An executive familiar with the development noted, “The profitability of the distributors exceeds that of some cement manufacturers, which needs to change. With fewer distributors, they can potentially increase their earnings through higher volumes, provided they actively seek discounts.”
Adani aims to establish stronger relationships with retailers, similar to Asian Paints’ direct-to-dealer strategy, which eliminated wholesalers and distributors. Furthermore, all institutional sales will be handled directly by ACC or Ambuja, streamlining the process for large-scale projects like flyovers.
Adani’s pursuit of improved profitability complements existing measures, such as reducing energy and transportation expenses, as well as integrating management for Ambuja and ACC under a single team, as previously outlined by Ajay Kapur, CEO of Adani’s cement business.
Notably, Adani’s efforts to challenge distributor monopolies may have faced hurdles if the company remained part of the Cement Manufacturers’ Association. In June, Adani Cements withdrew from this group, which comprises 40 of the largest cement manufacturers in the country.

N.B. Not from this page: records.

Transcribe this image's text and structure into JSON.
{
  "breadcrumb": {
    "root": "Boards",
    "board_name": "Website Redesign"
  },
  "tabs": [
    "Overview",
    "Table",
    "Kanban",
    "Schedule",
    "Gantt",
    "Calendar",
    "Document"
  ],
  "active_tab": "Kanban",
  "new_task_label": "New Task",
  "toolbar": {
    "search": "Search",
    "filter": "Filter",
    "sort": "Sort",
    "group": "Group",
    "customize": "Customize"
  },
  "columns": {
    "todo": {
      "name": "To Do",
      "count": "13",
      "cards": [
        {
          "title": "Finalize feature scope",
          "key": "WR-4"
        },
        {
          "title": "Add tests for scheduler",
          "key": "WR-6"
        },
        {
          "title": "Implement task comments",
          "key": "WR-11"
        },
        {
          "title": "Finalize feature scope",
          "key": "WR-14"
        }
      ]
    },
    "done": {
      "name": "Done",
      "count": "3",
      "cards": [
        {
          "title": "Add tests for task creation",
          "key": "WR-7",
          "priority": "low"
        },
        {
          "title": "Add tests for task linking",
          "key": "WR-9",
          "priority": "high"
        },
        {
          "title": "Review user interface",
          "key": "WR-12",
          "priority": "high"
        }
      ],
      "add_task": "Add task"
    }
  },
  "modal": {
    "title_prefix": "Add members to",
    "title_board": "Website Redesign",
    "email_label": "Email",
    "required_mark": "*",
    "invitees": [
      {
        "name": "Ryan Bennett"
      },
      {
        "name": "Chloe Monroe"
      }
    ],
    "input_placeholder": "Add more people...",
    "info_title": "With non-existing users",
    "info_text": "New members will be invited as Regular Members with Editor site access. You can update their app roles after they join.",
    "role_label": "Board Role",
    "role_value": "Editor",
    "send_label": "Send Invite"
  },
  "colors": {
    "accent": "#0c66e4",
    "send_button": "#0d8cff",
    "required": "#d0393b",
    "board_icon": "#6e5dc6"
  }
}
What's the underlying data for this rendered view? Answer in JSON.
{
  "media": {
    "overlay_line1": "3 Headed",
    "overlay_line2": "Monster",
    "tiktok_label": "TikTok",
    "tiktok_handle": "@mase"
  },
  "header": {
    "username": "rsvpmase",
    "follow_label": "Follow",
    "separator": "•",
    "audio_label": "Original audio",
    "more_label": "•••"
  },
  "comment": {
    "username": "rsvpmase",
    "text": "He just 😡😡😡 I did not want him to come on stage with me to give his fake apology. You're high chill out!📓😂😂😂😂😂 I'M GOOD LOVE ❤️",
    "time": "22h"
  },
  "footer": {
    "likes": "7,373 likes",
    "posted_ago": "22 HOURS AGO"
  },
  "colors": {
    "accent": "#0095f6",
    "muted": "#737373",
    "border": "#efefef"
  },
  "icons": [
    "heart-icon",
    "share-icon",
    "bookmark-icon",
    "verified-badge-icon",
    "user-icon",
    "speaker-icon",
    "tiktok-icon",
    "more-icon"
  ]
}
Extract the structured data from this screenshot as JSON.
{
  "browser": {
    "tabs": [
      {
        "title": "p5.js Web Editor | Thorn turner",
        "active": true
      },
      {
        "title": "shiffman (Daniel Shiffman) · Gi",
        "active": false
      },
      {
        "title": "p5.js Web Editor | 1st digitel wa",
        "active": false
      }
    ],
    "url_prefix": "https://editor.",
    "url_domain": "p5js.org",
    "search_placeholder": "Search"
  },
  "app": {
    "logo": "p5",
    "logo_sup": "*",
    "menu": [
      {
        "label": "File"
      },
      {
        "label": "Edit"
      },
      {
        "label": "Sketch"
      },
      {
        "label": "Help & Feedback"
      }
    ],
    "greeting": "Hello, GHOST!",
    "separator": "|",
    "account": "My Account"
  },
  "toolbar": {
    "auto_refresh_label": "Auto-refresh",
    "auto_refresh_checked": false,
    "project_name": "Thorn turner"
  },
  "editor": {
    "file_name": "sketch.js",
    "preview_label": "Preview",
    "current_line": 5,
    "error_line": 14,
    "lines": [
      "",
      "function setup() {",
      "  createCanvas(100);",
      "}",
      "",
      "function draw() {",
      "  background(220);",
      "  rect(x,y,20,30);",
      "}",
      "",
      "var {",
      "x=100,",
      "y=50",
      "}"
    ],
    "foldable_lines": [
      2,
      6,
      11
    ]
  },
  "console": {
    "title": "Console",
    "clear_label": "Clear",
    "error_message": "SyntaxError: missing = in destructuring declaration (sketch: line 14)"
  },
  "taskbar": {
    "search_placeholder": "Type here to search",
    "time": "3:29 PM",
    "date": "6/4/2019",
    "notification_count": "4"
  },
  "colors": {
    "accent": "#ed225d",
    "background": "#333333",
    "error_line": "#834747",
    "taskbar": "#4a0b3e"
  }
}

The Adani Group became India’s second-largest cement manufacturer in May of the previous year following its $10.5 billion acquisition of Ambuja Cements and ACC from Holcim. In August, Ambuja Cements agreed to acquire a significant stake in Sanghi Industries, with the group implementing cost-saving measures such as a conveyor system for transporting cement and reducing reliance on trucks. These efforts have contributed to an improvement in the Ebitda margin, from 15.5% in the June quarter of the previous year to 22.2% by the end of June this year.